A collection is a way of grouping sensors by what they are monitoring, rather than where they are physically located. Sites handle your physical structure. Collections handle everything else.

For example, you might have paintings stored across three different rooms in two different buildings. Each room is already set up as an area within a site. But if you want to monitor all those paintings together as a group, with their own climate rules and a single view of their data, a collection is how you do it.

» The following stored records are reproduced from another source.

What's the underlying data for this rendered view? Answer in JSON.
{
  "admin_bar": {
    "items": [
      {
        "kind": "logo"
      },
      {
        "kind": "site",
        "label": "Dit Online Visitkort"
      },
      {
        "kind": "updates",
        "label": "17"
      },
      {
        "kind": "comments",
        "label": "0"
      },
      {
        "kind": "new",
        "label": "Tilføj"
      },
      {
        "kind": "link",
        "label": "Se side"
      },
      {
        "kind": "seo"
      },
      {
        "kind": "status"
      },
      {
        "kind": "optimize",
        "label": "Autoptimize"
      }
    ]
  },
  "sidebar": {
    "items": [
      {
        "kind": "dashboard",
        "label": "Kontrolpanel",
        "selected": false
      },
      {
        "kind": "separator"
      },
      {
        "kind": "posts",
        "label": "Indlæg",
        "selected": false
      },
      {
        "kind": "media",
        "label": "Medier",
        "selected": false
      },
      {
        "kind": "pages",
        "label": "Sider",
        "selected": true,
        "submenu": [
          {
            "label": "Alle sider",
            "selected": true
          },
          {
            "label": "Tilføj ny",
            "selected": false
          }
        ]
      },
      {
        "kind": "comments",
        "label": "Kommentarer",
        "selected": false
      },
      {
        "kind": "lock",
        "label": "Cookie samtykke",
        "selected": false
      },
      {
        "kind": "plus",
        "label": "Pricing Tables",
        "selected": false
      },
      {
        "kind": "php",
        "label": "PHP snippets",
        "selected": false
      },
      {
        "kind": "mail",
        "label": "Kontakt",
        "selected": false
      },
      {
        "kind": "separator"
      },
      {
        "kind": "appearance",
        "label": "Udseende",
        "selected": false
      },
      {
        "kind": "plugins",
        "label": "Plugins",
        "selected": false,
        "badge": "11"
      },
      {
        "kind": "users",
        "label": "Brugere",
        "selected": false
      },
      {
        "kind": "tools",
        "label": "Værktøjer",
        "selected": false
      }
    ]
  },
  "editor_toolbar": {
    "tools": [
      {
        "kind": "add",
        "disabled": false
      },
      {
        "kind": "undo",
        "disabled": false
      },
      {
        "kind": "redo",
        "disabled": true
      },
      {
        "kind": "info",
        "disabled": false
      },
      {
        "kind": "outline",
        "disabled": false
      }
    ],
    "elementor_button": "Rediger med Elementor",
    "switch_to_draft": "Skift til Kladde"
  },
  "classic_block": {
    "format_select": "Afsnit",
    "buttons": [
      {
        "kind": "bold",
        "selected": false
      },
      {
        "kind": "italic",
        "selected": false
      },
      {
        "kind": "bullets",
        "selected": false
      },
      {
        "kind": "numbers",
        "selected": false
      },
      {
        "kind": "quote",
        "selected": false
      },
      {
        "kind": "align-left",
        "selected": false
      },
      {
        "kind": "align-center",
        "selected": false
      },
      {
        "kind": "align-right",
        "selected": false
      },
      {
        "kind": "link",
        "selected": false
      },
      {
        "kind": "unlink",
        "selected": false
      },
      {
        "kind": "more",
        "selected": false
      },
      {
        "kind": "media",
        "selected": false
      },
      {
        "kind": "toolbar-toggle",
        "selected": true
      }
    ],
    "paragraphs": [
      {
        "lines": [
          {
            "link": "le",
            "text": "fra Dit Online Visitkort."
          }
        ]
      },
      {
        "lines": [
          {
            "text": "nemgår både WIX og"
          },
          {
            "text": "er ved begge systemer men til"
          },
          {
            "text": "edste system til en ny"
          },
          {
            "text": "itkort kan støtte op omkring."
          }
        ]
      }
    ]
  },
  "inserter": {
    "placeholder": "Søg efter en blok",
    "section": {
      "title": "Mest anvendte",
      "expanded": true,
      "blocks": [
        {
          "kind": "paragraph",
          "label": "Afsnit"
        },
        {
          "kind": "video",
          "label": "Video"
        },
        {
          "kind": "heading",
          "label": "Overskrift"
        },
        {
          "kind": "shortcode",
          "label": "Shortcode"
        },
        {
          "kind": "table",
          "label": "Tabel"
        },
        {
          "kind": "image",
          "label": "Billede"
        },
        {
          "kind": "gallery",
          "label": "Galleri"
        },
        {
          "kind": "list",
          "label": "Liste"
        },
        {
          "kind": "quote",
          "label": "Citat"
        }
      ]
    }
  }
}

Other common uses include:

  • A loan exhibition arriving from another institution, with sensors tracking specific objects for the duration of the loan
  • A group of sculptures that require stricter humidity control than the rest of the gallery
  • A temporary showcase in a different part of the building, monitored only for the period it runs
  • Any custom grouping of sensors that does not map neatly to a physical room or site

How collections differ from sites

A site represents a physical location. Everything in a site, including areas, rooms, and sensors, is tied to that place. You would use sites to reflect your building structure.

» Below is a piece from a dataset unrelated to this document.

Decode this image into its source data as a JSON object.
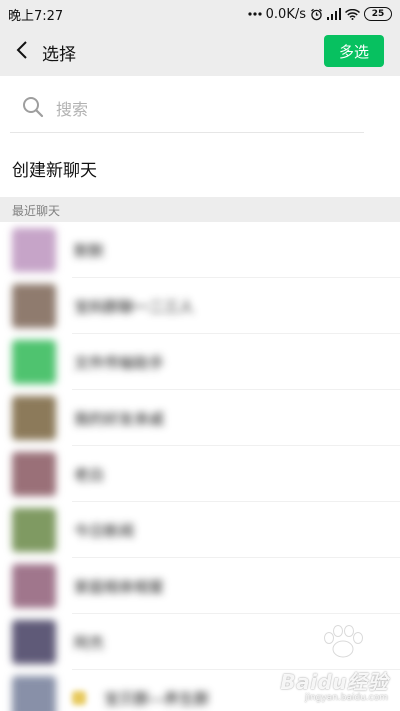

A collection is a label you apply across sensors, regardless of where they are. The same sensor can belong to a site and one or more collections at the same time. Collections do not move sensors out of their sites. They give you an additional way to group and view them.

Temporary or permanent

Collections can run for a fixed period or remain open-ended. If you set a start and end date, the collection will automatically move to your archived list once the end date passes. If you leave the dates blank, the collection stays active until you archive or delete it manually.

💡 You can apply a climate profile directly to a collection, giving you precise monitoring rules for that group of objects independent of the site-level settings.